Machine learning may have the potential to provide a cardiovascular disease prognosis that is just as accurate as a professional’s prediction. Adoption of this artificial intelligence (AI) technology could not only facilitate the management of cardiovascular disease patients but would significantly reduce costs for the NHS as well.
This research recently emerged from a group of scientists at Cardiff University who produced evidence that portrays how well machine learning can assess patients. Published in PLOS One, the study showed how diagnostic AI can match traditional methods of providing reliable prognoses for cardiac conditions. Requiring no professional training or human interaction, this method has the potential to greatly alleviate the healthcare provider’s workload.
The team used a technique known as genetic programming in this study, a method that was inspired by natural evolutionary processes. The technique involves training computer programs with a set of genes that undergo modification or evolution. Simply put, evolutionary algorithms such as genetic programming allow humans to discover solutions to problems we are not able to solve.
Genetic programming has utility over traditional AI algorithms created by researchers in that it reduces potential human error and bias, while simultaneously leaving room for environmental changes to be integrated into its system. This system also allows complex interactions revealed by AI to be easily seen by healthcare professionals, making the technology simple to integrate into their work.
The study used genetic programming to analyze risks of future cardiovascular events including fatality, and non-fatal strokes/myocardial infarctions. Over 3,800 patients aged 19-83 were involved in this study, conducted over a 10-year period.
25 predictors from patient data were used by the machine-learning algorithms, including sex, age, alcohol and tobacco use, BMI, and blood pressure.

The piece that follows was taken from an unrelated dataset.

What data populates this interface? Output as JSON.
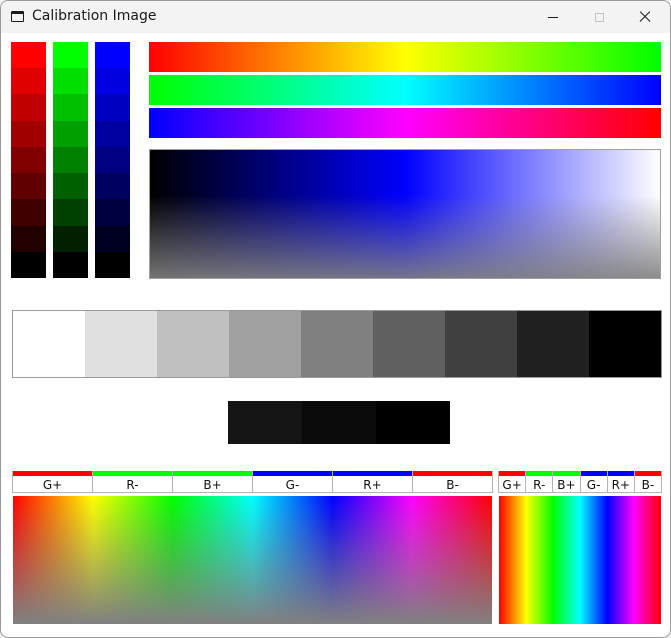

The researchers found that the algorithms were able to predict risks associated with individual patients at a level comparable to traditional methods.
Statisticians and clinicians have traditionally went about using numbers to estimate disease risks by developing their own arithmetic equations. The benefit of using an AI method like genetic programming in this instance is that it can reveal complex statistical associations in the data that would be challenging to see by other means.
“If we can refine these methods, they will allow us to determine much earlier those people who require preventative measures,” said study co-author Craig Currie, Professor at Cardiff University’s School of Medicine. “This will extend people’s lives and conserve NHS resources.”
“Although we already have reliable methods of forecasting people according to their degree of risk of serious heart events, artificial intelligence promises new ways of interrogating data and the likelihood of more reliable classification of risk,” Professor Currie concluded.